Tüketen bir toplumda tüketici durumunda isek, bu toplum “Tüketicidir.” Üretici toplumdan tüketici topluma geçiş günümüzde zorunlu hâle gelmiştir. Toplum, elemanlarını tüketici rolüyle biçimlendirmektedir.
Toplumlar; üretici ve tüketici diye ayrılsa da roller tamamen farklı değildir. Çünkü tüketimi yapan yine de üretime muhtaçtır. O hâlde iki toplum arasında eski ve yeni konusu yapılamaz. Ancak öncelikleri arasında açıkça fark göze çarpar.
Bu tür farklar kültürel değişimde de belirlidir. Tüketici olmak, sosyal yapıdaki değişikliğin seviyesi ileri derecede demektir.

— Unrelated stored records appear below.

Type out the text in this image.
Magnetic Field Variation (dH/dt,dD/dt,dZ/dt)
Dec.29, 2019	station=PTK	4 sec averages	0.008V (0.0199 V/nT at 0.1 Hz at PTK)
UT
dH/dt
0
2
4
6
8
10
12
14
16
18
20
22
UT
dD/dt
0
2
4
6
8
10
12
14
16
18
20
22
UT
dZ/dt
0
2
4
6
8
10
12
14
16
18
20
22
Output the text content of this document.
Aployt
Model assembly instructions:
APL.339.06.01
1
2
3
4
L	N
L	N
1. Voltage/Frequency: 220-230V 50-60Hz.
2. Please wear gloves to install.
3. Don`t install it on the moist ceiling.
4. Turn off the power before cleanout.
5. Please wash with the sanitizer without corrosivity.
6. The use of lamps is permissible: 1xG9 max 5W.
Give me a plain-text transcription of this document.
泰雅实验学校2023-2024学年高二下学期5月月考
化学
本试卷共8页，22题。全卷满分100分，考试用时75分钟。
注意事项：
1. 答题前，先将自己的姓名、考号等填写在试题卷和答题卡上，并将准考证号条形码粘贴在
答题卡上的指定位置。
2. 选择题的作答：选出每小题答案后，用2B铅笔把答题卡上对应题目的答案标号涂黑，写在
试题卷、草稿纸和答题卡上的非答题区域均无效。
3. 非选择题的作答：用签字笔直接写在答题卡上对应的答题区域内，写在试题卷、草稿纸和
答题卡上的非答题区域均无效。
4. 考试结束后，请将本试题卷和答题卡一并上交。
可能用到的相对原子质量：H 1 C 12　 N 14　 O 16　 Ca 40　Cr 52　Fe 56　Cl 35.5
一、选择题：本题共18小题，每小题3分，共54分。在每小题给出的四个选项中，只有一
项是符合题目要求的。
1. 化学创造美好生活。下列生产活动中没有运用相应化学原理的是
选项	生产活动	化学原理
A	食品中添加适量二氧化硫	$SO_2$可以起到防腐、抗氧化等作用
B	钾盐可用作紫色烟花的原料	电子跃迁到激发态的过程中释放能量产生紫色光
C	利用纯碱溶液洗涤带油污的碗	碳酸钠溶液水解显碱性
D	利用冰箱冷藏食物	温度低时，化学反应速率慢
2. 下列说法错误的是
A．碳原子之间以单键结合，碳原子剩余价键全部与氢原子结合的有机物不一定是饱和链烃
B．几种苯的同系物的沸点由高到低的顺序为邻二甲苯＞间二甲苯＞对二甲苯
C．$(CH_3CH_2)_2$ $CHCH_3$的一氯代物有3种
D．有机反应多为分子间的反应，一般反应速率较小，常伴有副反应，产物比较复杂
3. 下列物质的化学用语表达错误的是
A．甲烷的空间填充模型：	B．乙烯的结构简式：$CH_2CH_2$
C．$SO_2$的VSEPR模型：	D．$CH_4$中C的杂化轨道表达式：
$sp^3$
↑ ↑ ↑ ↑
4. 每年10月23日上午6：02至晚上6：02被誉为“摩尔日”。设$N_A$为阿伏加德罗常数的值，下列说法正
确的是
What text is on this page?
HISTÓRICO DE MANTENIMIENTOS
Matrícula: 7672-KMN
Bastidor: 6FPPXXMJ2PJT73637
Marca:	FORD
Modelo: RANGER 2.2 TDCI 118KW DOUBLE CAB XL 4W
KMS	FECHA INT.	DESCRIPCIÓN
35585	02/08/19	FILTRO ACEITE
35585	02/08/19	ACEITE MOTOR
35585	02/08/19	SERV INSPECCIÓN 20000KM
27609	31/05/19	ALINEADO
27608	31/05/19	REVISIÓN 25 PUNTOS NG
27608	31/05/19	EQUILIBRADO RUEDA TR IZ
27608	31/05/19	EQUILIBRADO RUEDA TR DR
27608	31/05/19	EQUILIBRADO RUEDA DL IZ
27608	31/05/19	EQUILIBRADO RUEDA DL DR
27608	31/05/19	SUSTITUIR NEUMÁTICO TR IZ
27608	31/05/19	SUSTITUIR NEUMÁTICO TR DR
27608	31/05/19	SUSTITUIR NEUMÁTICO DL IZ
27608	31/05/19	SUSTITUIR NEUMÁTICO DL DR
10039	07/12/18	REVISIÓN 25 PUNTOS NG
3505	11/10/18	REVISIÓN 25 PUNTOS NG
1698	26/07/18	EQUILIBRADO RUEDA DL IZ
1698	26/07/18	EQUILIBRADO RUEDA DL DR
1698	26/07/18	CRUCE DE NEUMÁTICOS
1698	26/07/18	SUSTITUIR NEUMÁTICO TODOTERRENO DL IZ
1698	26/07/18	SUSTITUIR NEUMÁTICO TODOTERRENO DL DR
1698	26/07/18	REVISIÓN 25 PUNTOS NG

Tüketim konusu, kişilerde alışkanlık hâlini alınca, alışkanlıklar da yenileriyle değiştirilme alışkanlığına dönmek isteyecektir. Böylelikle ihtiyaçlar bitmeyecek ve arzular doyurulmayacaktır. İstekler doyurulmayınca, yenisine sahip olma alışkanlığı üstün gelecek ve tüketim hanesine yazılacaktır. Bir sonrakini alma alışkanlığı, hırsı doğarken, tazelenmiş de olacaktır. Tazelenme isteğinin anında olması beklenecektir. Böylece elde edilen istekler kullanılıp eskimelidir. İşte bu istekler tüketim toplumlarında her zaman zinde tutulmaya çalışılır.
Böylece tüketim kültürü, yeni bilgiler elde etme yerine, unutma ve yerini tüketerek doldurma işlevini gerçekleştirirken, tüketim çılgınlığını tetiklemektedir.
Tüketim toplumunda, kişi tükettikçe, kendini iyi hissedecektir. Hissetme olayında, değişim ve hareketlilik de gözlenecektir. Tüketmek isteyip de bulamazlarsa, bir tür zevk alacaklar. Arama istek ve arzuları daha çok hız kazanacaktır.
Tüketim toplumunda tüketici olmak, üretimin yapılmadığı manasına gelmez. Yalnız böyle bir toplumda üretim esas olarak ele alınmaz.